I don't think I will ever quite make peace with my blog being dead. In my mind, it could, at any moment, rise again. I don't think it will. When I blogged before, I was fairly certain I was just shouting into a benign void, with the exception of 10 or 12 people who read this blog with kind feelings in their heart. Now, the void feels less benign. The internet of 2001 felt friendlier. A wild frontier of naive electronic homesteaders, armed only with their wits and a copy of "HTML for Dummies".
Sometimes, I like to flip through it and look at who commented. Many or maybe a few of those people I don't speak to anymore. Not due to any formal shunning. Just at some point, they stopped communicating with me. We stopped communicating with each other? In my mind, it's definitely all their fault. Even though I am the one who keeps getting up and moving thousands of kilometres away.
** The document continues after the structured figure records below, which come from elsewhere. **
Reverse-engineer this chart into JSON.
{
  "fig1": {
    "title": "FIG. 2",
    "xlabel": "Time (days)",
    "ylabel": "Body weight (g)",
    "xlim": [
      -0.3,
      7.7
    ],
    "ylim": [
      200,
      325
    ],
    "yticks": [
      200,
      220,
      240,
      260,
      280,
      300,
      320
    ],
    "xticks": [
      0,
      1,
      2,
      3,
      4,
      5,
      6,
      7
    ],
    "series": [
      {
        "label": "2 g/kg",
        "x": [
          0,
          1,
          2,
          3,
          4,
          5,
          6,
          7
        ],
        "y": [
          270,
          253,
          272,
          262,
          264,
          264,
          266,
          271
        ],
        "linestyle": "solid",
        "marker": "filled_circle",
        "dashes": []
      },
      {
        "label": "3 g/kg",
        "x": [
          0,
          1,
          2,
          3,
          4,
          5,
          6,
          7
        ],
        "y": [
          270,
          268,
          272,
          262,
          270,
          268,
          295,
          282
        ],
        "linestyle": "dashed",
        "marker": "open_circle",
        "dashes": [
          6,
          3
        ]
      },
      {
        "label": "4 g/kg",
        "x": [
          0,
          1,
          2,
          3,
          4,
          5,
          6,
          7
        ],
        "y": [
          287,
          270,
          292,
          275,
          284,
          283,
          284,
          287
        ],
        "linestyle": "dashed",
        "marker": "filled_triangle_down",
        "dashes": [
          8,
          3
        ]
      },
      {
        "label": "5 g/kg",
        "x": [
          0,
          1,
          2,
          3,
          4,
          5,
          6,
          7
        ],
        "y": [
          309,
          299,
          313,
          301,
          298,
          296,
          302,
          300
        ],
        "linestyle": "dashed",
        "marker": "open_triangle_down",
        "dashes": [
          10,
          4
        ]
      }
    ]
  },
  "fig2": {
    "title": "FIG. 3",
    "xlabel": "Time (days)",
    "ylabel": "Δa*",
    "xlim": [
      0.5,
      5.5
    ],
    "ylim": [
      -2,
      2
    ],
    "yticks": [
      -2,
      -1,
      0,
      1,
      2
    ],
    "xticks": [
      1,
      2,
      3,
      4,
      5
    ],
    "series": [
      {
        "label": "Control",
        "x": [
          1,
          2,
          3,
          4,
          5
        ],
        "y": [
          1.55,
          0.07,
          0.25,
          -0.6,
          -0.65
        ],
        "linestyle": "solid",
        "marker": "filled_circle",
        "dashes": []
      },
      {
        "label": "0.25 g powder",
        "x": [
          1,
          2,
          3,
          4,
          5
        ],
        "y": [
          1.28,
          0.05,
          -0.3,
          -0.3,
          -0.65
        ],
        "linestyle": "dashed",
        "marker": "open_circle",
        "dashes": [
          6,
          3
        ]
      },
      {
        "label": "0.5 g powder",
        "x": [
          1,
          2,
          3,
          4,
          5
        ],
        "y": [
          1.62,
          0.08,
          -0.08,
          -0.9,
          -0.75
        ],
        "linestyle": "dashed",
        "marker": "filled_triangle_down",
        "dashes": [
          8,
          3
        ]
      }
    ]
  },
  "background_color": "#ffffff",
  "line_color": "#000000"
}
Is this just a by-product of having a life that is more than 20 years long? People enter it, then leave it and you have to accept it. It occurs to me that there are sensible reasons why I might struggle with that.
Actually, *this* is why I don't blog anymore. When I write, I get a bit too philosophical and maudlin. I used to be able to spin an interesting blog post out of a trip to East Side Mario's. Where did that person go?
Personally, I blame Switzerland's complete dearth of reasonably priced fast-casual sit-down restaurant chains.